Charlotte smiled. 'Yes, I could try', she said. They had reached the exit and came to a stop.
'How would I be able to contact you?' he asked.
'You can’t contact me at all', Charlotte said forcefully. She felt him shrinking back and smiled. 'Your wife has to contact me.'
He looked at her enquiringly. 'Your wife has to take the first step. If she can’t do that, I can’t do anything for her. Then it’s simply something you’ve made her do. That won’t achieve anything.'
He looked as if he had been caught doing something forbidden. But when Charlotte offered him her card, he dared to ask, 'But how do I explain to her…?'
'Well', Charlotte said earnestly, 'just tell her what happened to you. No more and no less.'
He looked very doubtful. She gave him another nod and strode off in the direction of the tram. He stood where she had left him and looked at the card in his hand.

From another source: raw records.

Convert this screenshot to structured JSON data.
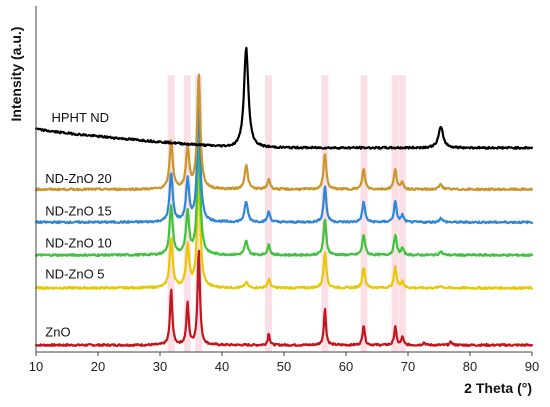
{
  "chart_data": {
    "type": "line",
    "title": "",
    "xlabel": "2 Theta (°)",
    "ylabel": "Intensity (a.u.)",
    "xlim": [
      10,
      90
    ],
    "ylim": [
      0,
      100
    ],
    "xticks": [
      10,
      20,
      30,
      40,
      50,
      60,
      70,
      80,
      90
    ],
    "xtick_labels": [
      "10",
      "20",
      "30",
      "40",
      "50",
      "60",
      "70",
      "80",
      "90"
    ],
    "yticks_shown": false,
    "grid": false,
    "legend": "none",
    "highlight_bands": [
      {
        "x": 31.8,
        "color": "#f4b8c8"
      },
      {
        "x": 34.4,
        "color": "#f4b8c8"
      },
      {
        "x": 36.25,
        "color": "#f4b8c8"
      },
      {
        "x": 47.5,
        "color": "#f4b8c8"
      },
      {
        "x": 56.6,
        "color": "#f4b8c8"
      },
      {
        "x": 62.9,
        "color": "#f4b8c8"
      },
      {
        "x": 67.9,
        "color": "#f4b8c8"
      },
      {
        "x": 69.1,
        "color": "#f4b8c8"
      }
    ],
    "series": [
      {
        "name": "ZnO",
        "color": "#c0161e",
        "baseline": 2,
        "label_x": 11.5,
        "label_y": 4.5,
        "peaks": [
          {
            "x": 31.8,
            "h": 16,
            "w": 0.22
          },
          {
            "x": 34.45,
            "h": 12,
            "w": 0.22
          },
          {
            "x": 36.25,
            "h": 28,
            "w": 0.22
          },
          {
            "x": 47.55,
            "h": 3.5,
            "w": 0.18
          },
          {
            "x": 56.6,
            "h": 10.5,
            "w": 0.2
          },
          {
            "x": 62.85,
            "h": 6,
            "w": 0.2
          },
          {
            "x": 67.95,
            "h": 5.5,
            "w": 0.2
          },
          {
            "x": 69.1,
            "h": 2.5,
            "w": 0.18
          },
          {
            "x": 72.6,
            "h": 0.8,
            "w": 0.2
          },
          {
            "x": 76.95,
            "h": 1,
            "w": 0.2
          }
        ]
      },
      {
        "name": "ND-ZnO 5",
        "color": "#e8c800",
        "baseline": 18.5,
        "label_x": 11.5,
        "label_y": 21.3,
        "peaks": [
          {
            "x": 31.8,
            "h": 14,
            "w": 0.3
          },
          {
            "x": 34.45,
            "h": 12,
            "w": 0.3
          },
          {
            "x": 36.25,
            "h": 33,
            "w": 0.3
          },
          {
            "x": 43.9,
            "h": 1.5,
            "w": 0.3
          },
          {
            "x": 47.55,
            "h": 2.5,
            "w": 0.25
          },
          {
            "x": 56.6,
            "h": 10.5,
            "w": 0.25
          },
          {
            "x": 62.85,
            "h": 6,
            "w": 0.25
          },
          {
            "x": 67.95,
            "h": 6,
            "w": 0.25
          },
          {
            "x": 69.1,
            "h": 2,
            "w": 0.22
          },
          {
            "x": 75.3,
            "h": 0.6,
            "w": 0.3
          }
        ]
      },
      {
        "name": "ND-ZnO 10",
        "color": "#3cc43c",
        "baseline": 28,
        "label_x": 11.5,
        "label_y": 30.2,
        "peaks": [
          {
            "x": 31.8,
            "h": 14,
            "w": 0.3
          },
          {
            "x": 34.45,
            "h": 12,
            "w": 0.3
          },
          {
            "x": 36.25,
            "h": 33,
            "w": 0.3
          },
          {
            "x": 43.9,
            "h": 4,
            "w": 0.3
          },
          {
            "x": 47.55,
            "h": 3,
            "w": 0.25
          },
          {
            "x": 56.6,
            "h": 10.5,
            "w": 0.25
          },
          {
            "x": 62.85,
            "h": 6,
            "w": 0.25
          },
          {
            "x": 67.95,
            "h": 6,
            "w": 0.25
          },
          {
            "x": 69.1,
            "h": 2,
            "w": 0.22
          },
          {
            "x": 75.3,
            "h": 1,
            "w": 0.3
          }
        ]
      },
      {
        "name": "ND-ZnO 15",
        "color": "#2e86d8",
        "baseline": 37.5,
        "label_x": 11.5,
        "label_y": 39.5,
        "peaks": [
          {
            "x": 31.8,
            "h": 14,
            "w": 0.3
          },
          {
            "x": 34.45,
            "h": 12,
            "w": 0.3
          },
          {
            "x": 36.25,
            "h": 33,
            "w": 0.3
          },
          {
            "x": 43.9,
            "h": 6,
            "w": 0.3
          },
          {
            "x": 47.55,
            "h": 3,
            "w": 0.25
          },
          {
            "x": 56.6,
            "h": 10.5,
            "w": 0.25
          },
          {
            "x": 62.85,
            "h": 6,
            "w": 0.25
          },
          {
            "x": 67.95,
            "h": 6,
            "w": 0.25
          },
          {
            "x": 69.1,
            "h": 2,
            "w": 0.22
          },
          {
            "x": 75.3,
            "h": 1.2,
            "w": 0.3
          }
        ]
      },
      {
        "name": "ND-ZnO 20",
        "color": "#c8962a",
        "baseline": 47,
        "label_x": 11.5,
        "label_y": 48.8,
        "peaks": [
          {
            "x": 31.8,
            "h": 14,
            "w": 0.3
          },
          {
            "x": 34.45,
            "h": 12,
            "w": 0.3
          },
          {
            "x": 36.25,
            "h": 33,
            "w": 0.3
          },
          {
            "x": 43.9,
            "h": 7,
            "w": 0.3
          },
          {
            "x": 47.55,
            "h": 3,
            "w": 0.25
          },
          {
            "x": 56.6,
            "h": 10.5,
            "w": 0.25
          },
          {
            "x": 62.85,
            "h": 6,
            "w": 0.25
          },
          {
            "x": 67.95,
            "h": 6,
            "w": 0.25
          },
          {
            "x": 69.1,
            "h": 2,
            "w": 0.22
          },
          {
            "x": 75.3,
            "h": 1.5,
            "w": 0.3
          }
        ]
      },
      {
        "name": "HPHT ND",
        "color": "#000000",
        "baseline": 59,
        "slope_start": 64.5,
        "slope_end_x": 42,
        "label_x": 12.5,
        "label_y": 66.5,
        "peaks": [
          {
            "x": 43.9,
            "h": 29,
            "w": 0.42
          },
          {
            "x": 75.3,
            "h": 6,
            "w": 0.45
          }
        ]
      }
    ]
  }
}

'Charlotte Lesab, Healer Tel. 079-8899661'.
Just a mobile number, no address. He was surprised to realize that he would very much like to know where she lived. He was even more surprised to find that it wasn’t because he found her interesting and attractive. He didn’t want to come onto her. He would like to see her again, but not for the usual reasons. He knew that there was another dimension to this.